Create a free Commercial Carrier Journal account to continue reading

House, Senate propose patches for Highway Trust Fund as deadline looms

Updated Jul 14, 2014

Congress got serious Thursday about patching the hole in the Highway Trust Fund, but some differences between the versions drafted by the House and Senate tax-writing committees suggest a standoff that could outlast the dwindling balance in the road-building bank account.

The Department of Transportation has warned state highway departments that without a cash infusion reimbursements could be restricted as of Aug. 1.

And that’s just for the near term. Neither plan tackles the underlying structural weakness in the way the federal government collects and distributes money for surface transportation projects.

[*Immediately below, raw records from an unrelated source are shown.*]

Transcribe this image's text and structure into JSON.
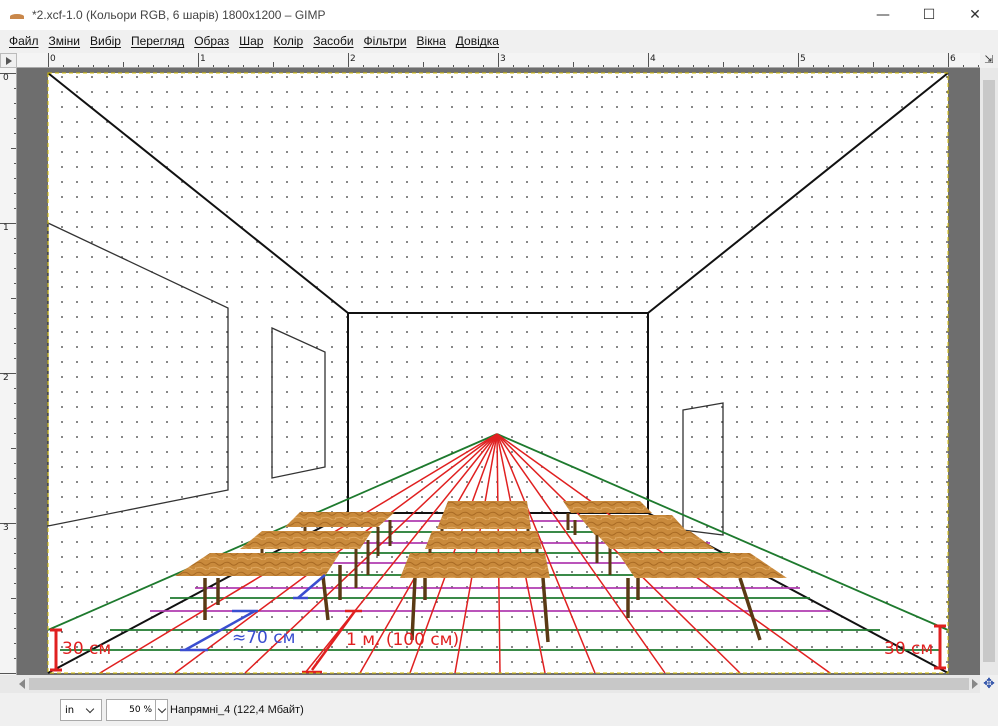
{
  "window": {
    "title": "*2.xcf-1.0 (Кольори RGB, 6 шарів) 1800x1200 – GIMP",
    "minimize": "—",
    "maximize": "☐",
    "close": "✕"
  },
  "menu": [
    "Файл",
    "Зміни",
    "Вибір",
    "Перегляд",
    "Образ",
    "Шар",
    "Колір",
    "Засоби",
    "Фільтри",
    "Вікна",
    "Довідка"
  ],
  "ruler": {
    "h_labels": [
      "0",
      "1",
      "2",
      "3",
      "4",
      "5",
      "6"
    ],
    "v_labels": [
      "0",
      "1",
      "2",
      "3"
    ]
  },
  "canvas": {
    "annotations": {
      "left_height": "30 см",
      "right_height": "30 см",
      "gap": "≈70 см",
      "length": "1 м. (100 см)"
    },
    "colors": {
      "red": "#e02020",
      "green": "#1e7a2e",
      "magenta": "#b03cb0",
      "blue": "#3a4ed0",
      "wood": "#c98a3c",
      "leg": "#5a3a14"
    }
  },
  "status": {
    "unit": "in",
    "zoom": "50 %",
    "message": "Напрямні_4 (122,4 Мбайт)"
  }
}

On the House side, the Ways and Means Committee held firm to the Republican promise not to raise taxes. Instead, the Highway and Transportation Funding Act of 2014 (HR 5021) would raise $11 billion from existing revenue sources: adjusted pension contributions, extended customs fees and a draw from a trust fund for leaking storage tanks.

The bill, authored by Chairman Dave Camp, would keep the trust fund balance above water through next May – taking the pressure off of Congress to come back after the November elections to deal with a multi-year transportation reauthorization in a lame duck session.

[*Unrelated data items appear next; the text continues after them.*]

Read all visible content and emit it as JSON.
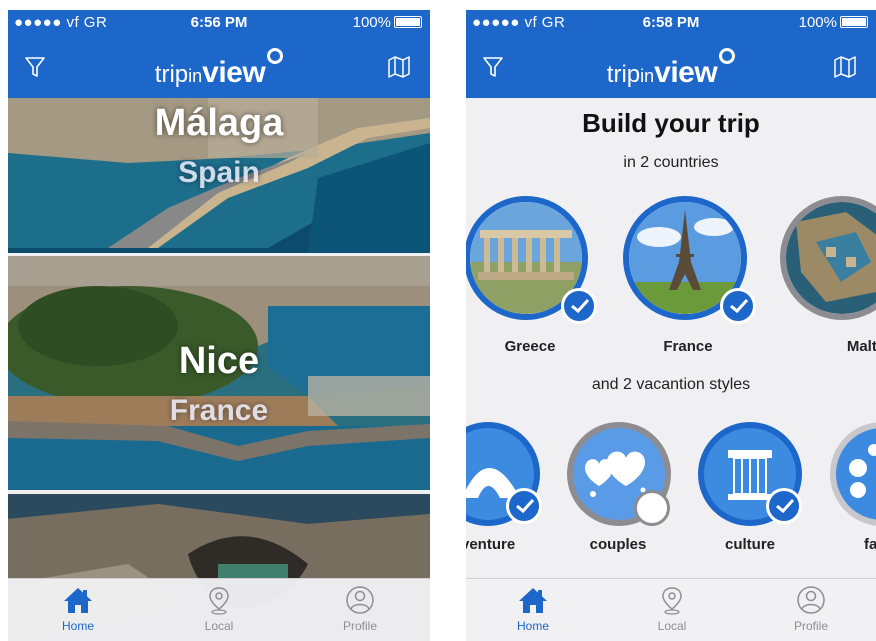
{
  "colors": {
    "brand": "#1c67c9",
    "tab_inactive": "#8e8e93"
  },
  "left_screen": {
    "status": {
      "carrier": "●●●●● vf GR",
      "time": "6:56 PM",
      "battery": "100%"
    },
    "logo": {
      "part1": "trip",
      "part2": "in",
      "part3": "view"
    },
    "nav_icons": {
      "left": "filter-icon",
      "right": "map-icon"
    },
    "cities": [
      {
        "city": "Málaga",
        "country": "Spain"
      },
      {
        "city": "Nice",
        "country": "France"
      },
      {
        "city": "",
        "country": ""
      }
    ],
    "tabs": [
      {
        "label": "Home",
        "icon": "home-icon",
        "active": true
      },
      {
        "label": "Local",
        "icon": "location-pin-icon",
        "active": false
      },
      {
        "label": "Profile",
        "icon": "profile-icon",
        "active": false
      }
    ]
  },
  "right_screen": {
    "status": {
      "carrier": "●●●●● vf GR",
      "time": "6:58 PM",
      "battery": "100%"
    },
    "logo": {
      "part1": "trip",
      "part2": "in",
      "part3": "view"
    },
    "heading": "Build your trip",
    "countries_caption": "in 2 countries",
    "countries": [
      {
        "name": "Greece",
        "selected": true
      },
      {
        "name": "France",
        "selected": true
      },
      {
        "name": "Malta",
        "selected": false
      }
    ],
    "styles_caption": "and 2 vacantion styles",
    "styles": [
      {
        "name": "adventure",
        "display": "lventure",
        "selected": true
      },
      {
        "name": "couples",
        "display": "couples",
        "selected": false
      },
      {
        "name": "culture",
        "display": "culture",
        "selected": true
      },
      {
        "name": "family",
        "display": "far",
        "selected": false
      }
    ],
    "tabs": [
      {
        "label": "Home",
        "icon": "home-icon",
        "active": true
      },
      {
        "label": "Local",
        "icon": "location-pin-icon",
        "active": false
      },
      {
        "label": "Profile",
        "icon": "profile-icon",
        "active": false
      }
    ]
  }
}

“What troubles me most about a Dec. 31 date are those using it as a ploy to stick the American people with a massive increase in the gas tax – just about the worst tax increase Congress could hit hardworking Americans with,” Camp said in a statement. “So, I am seeking the reasonable middle ground of the end of May 2015.”

In the Senate, a Finance Committee bill from Chairman Ron Wyden and Ranking Member Orrin Hatch also tapped the sources in the House plan, though the pension provision was greatly reduced in the draft and replaced with stricter enforcement of certain elements of the tax code.